Marian Apparitions, the Bible, and the Modern World Foreword

Marian Apparitions, the Bible, and the Modern World
Foreword by Fr Aidan Nichols OP

Donal Foley has written a book with an extraordinary message. “Appearances” by the Blessed Virgin Mary to visionaries, often children, at what frequently became afterwards major centers of Marian cultus, are not to be considered—when creditworthy at all—theologically unimportant occurrences somewhere on the margins of Christian spirituality.

The context for interpreting them aright is far different. For the Fathers of the Church—and many contemporary biblical scholars for that matter—the New Testament writers treated the symbolism of the Old Testament as “fulfilled” in the incarnation of the Word through Mary, the climax to which Jewish history was pointing.

So likewise the Marian appearances fo the early modern and modern periods constitute a divinely-originated exploitation of that same symbolism—but this time with a view to purifying and re-energizing the post-apostolic Church as founded on Jesus Christ.

Rather in the spirit of the early writings of the French lay philosopher and theologian Jacques Maritain, Foley sees the main lines of the history of Western culture since the sixteenth century as a progressive demolition of Christendom.

Painting in broad strokes, like Henri Daniel-Rops and Christopher Dawson on whose work he draws, the student of overall historical trends will not satisfy the historiens de métier—and yet we do need some general picture of where, in 2002, we stand in human time. To correlate the general history of the modern West with a handful of visionary experiences will strike many as bizarre (especially when it be added that those experiences were chiefly enjoyed by simple nuns, semi-illiterates or those barely out of infancy).

And yet the narratives and symbolic patterns of the Abrahamic, Mosaic, and Davidic dispensations were for Old Testament prophecy and apocalyptic a privileged key in the interpretation of world events. To the mind of the patristic Church that key was now supplied by Jesus Christ who in his Flesh-taking from Mary had brought the scattered pieces of the Old Testament mosaic into one. Perhaps the poor and simple, with their lack of excessive intellectual and material baggage, can see that more clearly.

When faced with approaches to the Marian apparitions of recent centuries, the choice of the present-day Catholic is likely to be an invidious one between skeptics and maximizers. The skeptics pooh-pooh the material as incredible. They forget that if there is a reality of grace—that is, of divine-human communication, then some commerce between humankind and the Word of God who became and remains human like them only through Mary can hardly be called implausible.

By contrast, the legenda of the appearances (I use the word in the sense of a story told, not that of historical untruth) so fascinate the maximizers that their Christian imaginations can be all too easily hooked—and so rigidified—by them.

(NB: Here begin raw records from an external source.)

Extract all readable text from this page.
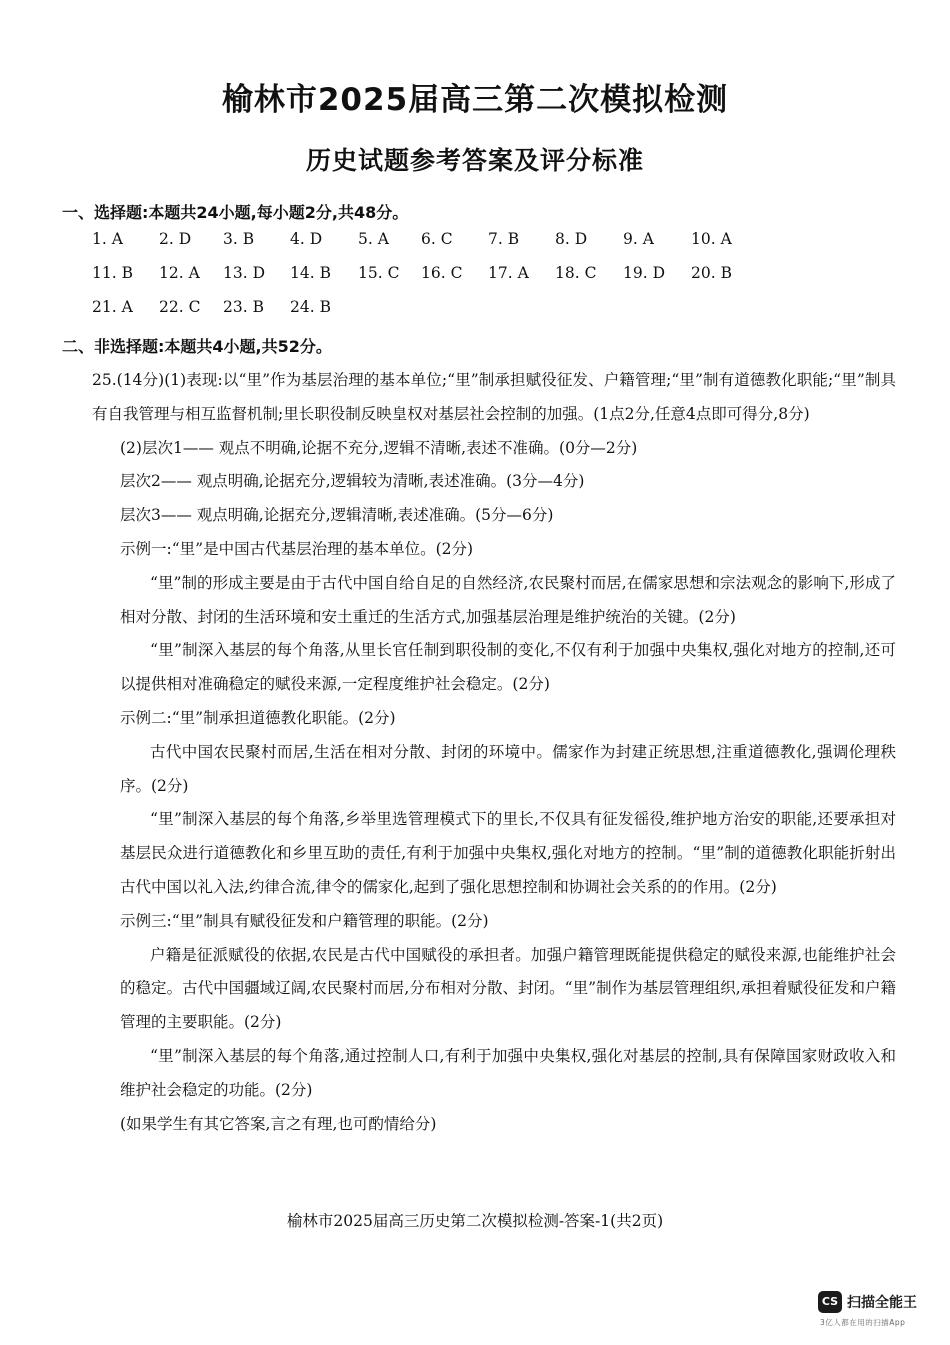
榆林市2025届高三第二次模拟检测
历史试题参考答案及评分标准
一、选择题:本题共24小题,每小题2分,共48分。
1. A 2. D 3. B 4. D 5. A 6. C 7. B 8. D 9. A 10. A
11. B 12. A 13. D 14. B 15. C 16. C 17. A 18. C 19. D 20. B
21. A 22. C 23. B 24. B
二、非选择题:本题共4小题,共52分。

25.(14分)(1)表现:以“里”作为基层治理的基本单位;“里”制承担赋役征发、户籍管理;“里”制有道德教化职能;“里”制具有自我管理与相互监督机制;里长职役制反映皇权对基层社会控制的加强。(1点2分,任意4点即可得分,8分)

(2)层次1—— 观点不明确,论据不充分,逻辑不清晰,表述不准确。(0分—2分)

层次2—— 观点明确,论据充分,逻辑较为清晰,表述准确。(3分—4分)

层次3—— 观点明确,论据充分,逻辑清晰,表述准确。(5分—6分)

示例一:“里”是中国古代基层治理的基本单位。(2分)

“里”制的形成主要是由于古代中国自给自足的自然经济,农民聚村而居,在儒家思想和宗法观念的影响下,形成了相对分散、封闭的生活环境和安土重迁的生活方式,加强基层治理是维护统治的关键。(2分)

“里”制深入基层的每个角落,从里长官任制到职役制的变化,不仅有利于加强中央集权,强化对地方的控制,还可以提供相对准确稳定的赋役来源,一定程度维护社会稳定。(2分)

示例二:“里”制承担道德教化职能。(2分)

古代中国农民聚村而居,生活在相对分散、封闭的环境中。儒家作为封建正统思想,注重道德教化,强调伦理秩序。(2分)

“里”制深入基层的每个角落,乡举里选管理模式下的里长,不仅具有征发徭役,维护地方治安的职能,还要承担对基层民众进行道德教化和乡里互助的责任,有利于加强中央集权,强化对地方的控制。“里”制的道德教化职能折射出古代中国以礼入法,约律合流,律令的儒家化,起到了强化思想控制和协调社会关系的的作用。(2分)

示例三:“里”制具有赋役征发和户籍管理的职能。(2分)

户籍是征派赋役的依据,农民是古代中国赋役的承担者。加强户籍管理既能提供稳定的赋役来源,也能维护社会的稳定。古代中国疆域辽阔,农民聚村而居,分布相对分散、封闭。“里”制作为基层管理组织,承担着赋役征发和户籍管理的主要职能。(2分)

“里”制深入基层的每个角落,通过控制人口,有利于加强中央集权,强化对基层的控制,具有保障国家财政收入和维护社会稳定的功能。(2分)

(如果学生有其它答案,言之有理,也可酌情给分)

榆林市2025届高三历史第二次模拟检测-答案-1(共2页)
CS 扫描全能王
3亿人都在用的扫描App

Donal Foley’s study, by taking with full seriousness the possibility of—spectacular as well as humble—interventions of grace in the Church’s life avoids the first pitfall. And by re-rooting these stories and their native imagery in biblical revelation as magisterially construed by the Fathers and the Liturgies of East and West, it also removes from them that theologically dislocated quality which afflicts them in much devotional writing. We see them related once again to the great biblical narrative of which they are (if we may accept his account) the derivative continuation

I hope this book will make some readers look at the Marian appearance accounts with more sympathy and others reject “apparitionism”—the attempt to build a spirituality on such foundations alone. There is only one Gospel, the Gospel of Jesus Christ, to which all the Scriptures bear witness.

But if Mary is the most eminent member of the Church that carries the Gospel, how can she lack all role in evangelism, the bearing of the Gospel to others? Christian history suggest how in a charged and dramatic ways, albeit with the intimacy that belongs to personal witness, she continues to take the Word to other people, as once, on the hills of Palestine, she carried it to Elizabeth.